I first got interested in computational linguistics around 1979, when i was finishing up my degree at Occidental College (an independent major combining linguistics and anthropology) and playing around with computers. Later, as a graduate student in linguistics at UCLA, i attended my first academic conference in the field: COLING 84 at Stanford, a combined gathering of the 10th International Conference on Computational Linguistics and the 22nd Annual Meeting of the Association for Computational Linguistics. It was a pretty heady experience for this young man: i still remember playing with the bit-mapped graphics on what i think was a Xerox Star, one of the earliest commercial systems with many of the display and interface innovations that are commonplace today.

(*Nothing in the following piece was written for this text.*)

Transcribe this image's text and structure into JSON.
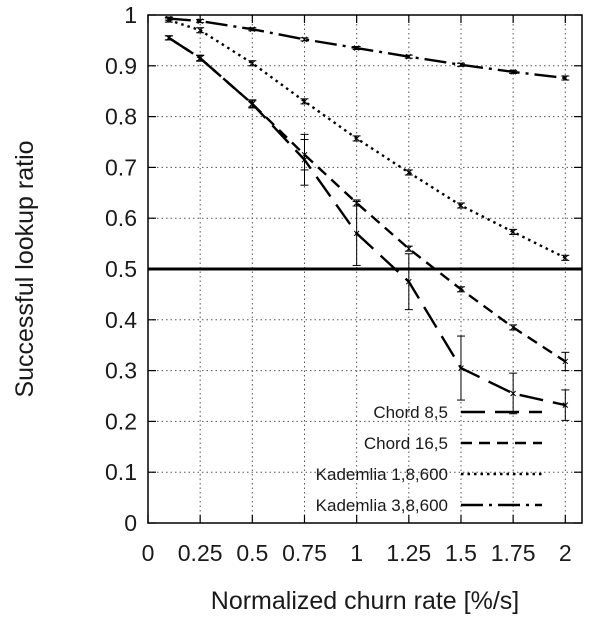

I brought back the proceedings, a hefty volume about 3cm thick. Later i joined the Association for Computational Linguistics, which included getting the journal Computational Linguistics, and over the course of my 19 years with BBN Technologies i attended many annual meetings and other workshops, collecting proceedings all the time (they started distributing them on CDs around 2000). I have close to a complete collection of the journal for many years (dozens of volumes). I count 16 proceedings volumes, typically several cm each. All told. these were taking up about a meter of shelf space in my office, as they have for the last 10 years or so (the last one i have is from 2000, which is about when i got more involved in management and had a harder time justifying these kinds of technical conferences).
Today, casting about for a place to put some new books i’d acquired, i looked at these journals and proceedings, and had an epiphany. I googled a few articles: sure enough, they were all on-line. In fact, the journal became open access in 2009, and they’ve put all the back issues on the web as well. The ACL Anthology hosts thousands of computational linguistics papers, and they’ve provided digital versions of all the proceedings i have (and many many others). So all of a sudden, i realized i had a meter of useless paper volumes on my bookshelf.
You might wonder what took me so long. I do too: I guess one answer is simply inertia. I’ve had these volumes on my shelves for so long i hadn’t gotten around to reconsidering whether i really needed them. I’m also an information omnivore, so i’ve always been reluctant to just give them up (though i couldn’t tell you the last time i actually cracked the cover on one). In part, I suppose another reason is that having a shelf of professional journals and proceedings makes me feel smarter (silly though that sounds when said out loud): it’s evidence of many years of commitment to the field. In the digital age, these markers of industriousness are becoming as scarce as the artifacts themselves.
Some of these volumes have moved with me many times, from Los Angeles to Massachusetts when i took my first research position with BBN (1987), through various office moves there, when we moved to Maryland in 2000 (and more internal moves there), and when we moved to the northwest to work for Logos in 2007. That first COLING volume has been on my office bookshelf as long as i’ve had an office with bookshelves! But, with ever more information on-line (and much more findable and useful there), new books that need to find a home, and doubtless other office moves ahead … it’s time to let go and continue the march into the digital future.